Problems with the furlough scheme are a recurrent theme throughout the submissions. While it has been a lifeline for some charities, others have been baffled by the government’s refusal to consider introducing some flexibility for charities where, unlike businesses, demand has soared.
Poorly understood
Charities also told PAC that the sector was poorly understood by ministers, particularly Treasury ministers.
Whether or not this stems from a hostile attitude borne out of ideological dislike of the sector, or a genuine lack of understanding, it was also accompanied by a familiar pattern of over-promising and under-delivering: promises were made which allowed charities to get their hopes up, only for government to backtrack, meaning that ultimately time and energy was wasted across the sector.
For example, Marie Curie says that, having received funding in support of its hospices, it “received an initial assurance that funding would not be offset against additional fundraising”. This assurance subsequently changed, but only after Marie Curie had put “significant effort into launching an emergency appeal”.
This meant that the more generous the public was, the less access Marie Curie had to government support, in a move that displays how poorly government understood charities’ financial models.
“Those who donated to Marie Curie’s emergency appeal, or who donated through other mechanisms, do not expect their donations to be used in the same month/quarter, however these donations were netted off against our expenses for that period in order to determine our ‘need’ for grant funding,” the submission explains.

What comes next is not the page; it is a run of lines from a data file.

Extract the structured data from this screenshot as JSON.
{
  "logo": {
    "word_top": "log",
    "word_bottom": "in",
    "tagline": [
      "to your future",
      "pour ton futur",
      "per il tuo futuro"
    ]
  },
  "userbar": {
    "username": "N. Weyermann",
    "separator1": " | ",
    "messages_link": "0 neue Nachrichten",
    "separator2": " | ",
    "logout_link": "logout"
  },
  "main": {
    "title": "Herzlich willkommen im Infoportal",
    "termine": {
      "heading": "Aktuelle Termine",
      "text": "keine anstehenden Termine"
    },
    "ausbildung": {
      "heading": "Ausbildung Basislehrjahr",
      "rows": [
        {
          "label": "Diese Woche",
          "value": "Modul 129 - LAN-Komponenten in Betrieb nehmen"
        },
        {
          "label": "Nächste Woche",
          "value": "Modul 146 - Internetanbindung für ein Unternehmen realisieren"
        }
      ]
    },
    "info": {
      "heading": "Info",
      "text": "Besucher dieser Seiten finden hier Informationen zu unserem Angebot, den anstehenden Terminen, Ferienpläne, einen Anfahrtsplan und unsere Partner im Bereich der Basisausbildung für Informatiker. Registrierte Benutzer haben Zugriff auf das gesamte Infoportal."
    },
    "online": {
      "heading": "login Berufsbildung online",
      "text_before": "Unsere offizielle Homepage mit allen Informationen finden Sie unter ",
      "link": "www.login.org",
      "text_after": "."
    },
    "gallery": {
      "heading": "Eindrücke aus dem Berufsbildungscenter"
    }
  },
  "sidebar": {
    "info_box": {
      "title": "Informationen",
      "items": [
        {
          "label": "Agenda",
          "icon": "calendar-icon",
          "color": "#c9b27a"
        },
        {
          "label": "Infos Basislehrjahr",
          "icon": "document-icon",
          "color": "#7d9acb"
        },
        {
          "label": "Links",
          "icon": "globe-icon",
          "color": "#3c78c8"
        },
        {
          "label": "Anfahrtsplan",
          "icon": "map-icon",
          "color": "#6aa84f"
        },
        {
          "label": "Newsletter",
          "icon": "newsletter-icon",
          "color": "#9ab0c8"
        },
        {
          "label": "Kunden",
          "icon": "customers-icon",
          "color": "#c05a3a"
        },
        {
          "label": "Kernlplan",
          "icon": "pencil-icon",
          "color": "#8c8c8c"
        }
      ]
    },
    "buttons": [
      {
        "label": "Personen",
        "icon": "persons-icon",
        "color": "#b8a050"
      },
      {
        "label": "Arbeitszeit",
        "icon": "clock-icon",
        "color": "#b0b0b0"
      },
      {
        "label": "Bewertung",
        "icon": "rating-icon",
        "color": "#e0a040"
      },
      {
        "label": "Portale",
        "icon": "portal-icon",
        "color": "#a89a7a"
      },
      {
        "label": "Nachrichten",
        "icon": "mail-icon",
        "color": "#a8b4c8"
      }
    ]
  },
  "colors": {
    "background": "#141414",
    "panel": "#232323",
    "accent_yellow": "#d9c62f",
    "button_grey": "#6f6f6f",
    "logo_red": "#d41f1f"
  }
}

BHF highlights another example. “In early November, the prime minister stated that the government would ‘be doing much more over the winter to support the voluntary sector’. This implied that another tailored support package may be forthcoming.”
No such fund materialised, and three months later the minister for civil society confirmed that nothing would be forthcoming.

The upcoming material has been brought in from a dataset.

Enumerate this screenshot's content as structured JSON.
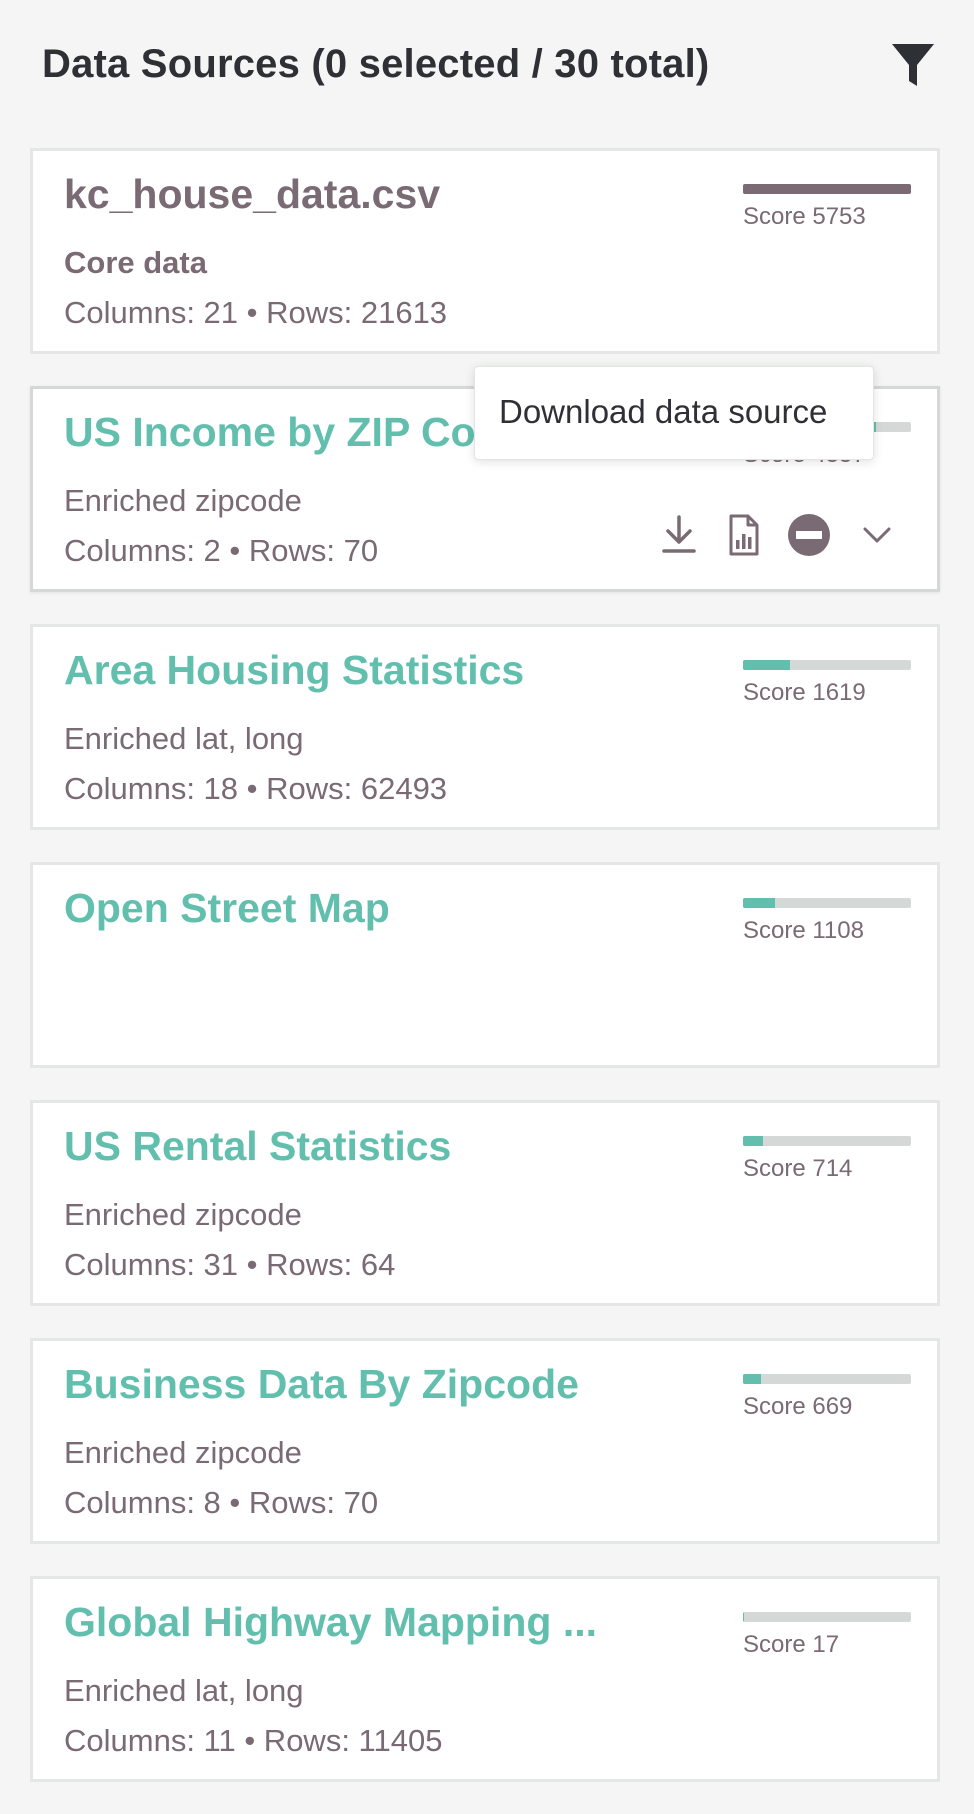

The think tank Pro Bono Economics (PBE) asks in its submission why the government treated the charity sector differently from other parts of the economy, which received assistance more quickly and then saw adjustments to their support as the environment changed.
PBE also suggests that a “paternalistic approach” was taken by the government, which “appears to have hand-picked certain kinds of charitable causes to receive ring-fenced funds”.
Lessons for the future
Charities desperately hope that the government will acknowledge the long-term and lasting consequences of the pandemic, and finally listen to what the sector has been saying.
The Law Centres Network is one of the charities suggesting that its sector will “face another financial crisis” in the coming months. It urges the government to “learn from this experience and address the systemic weaknesses”.
The Directory of Social Change (DSC), meanwhile, identifies the relative weakness of the Office for Civil Society and its position as part of the Department for Digital, Culture, Media and Sport.
“Over the year it has become more and more apparent that government decision-making is mainly driven by HM Treasury, Number 10, the Cabinet Office and, to a degree, the Department for Health and Social Care,” its submission says.
DSC is also scathing about the Treasury’s attitude, saying it “does not understand the voluntary sector economy and generally appears not interested to learn”.
Overall, government rhetoric throughout the pandemic has been more positive about charities, as a sector, than at any time in other time in the past few years. But as these submissions to the PAC inquiry show, this is yet to have led to real understanding and action.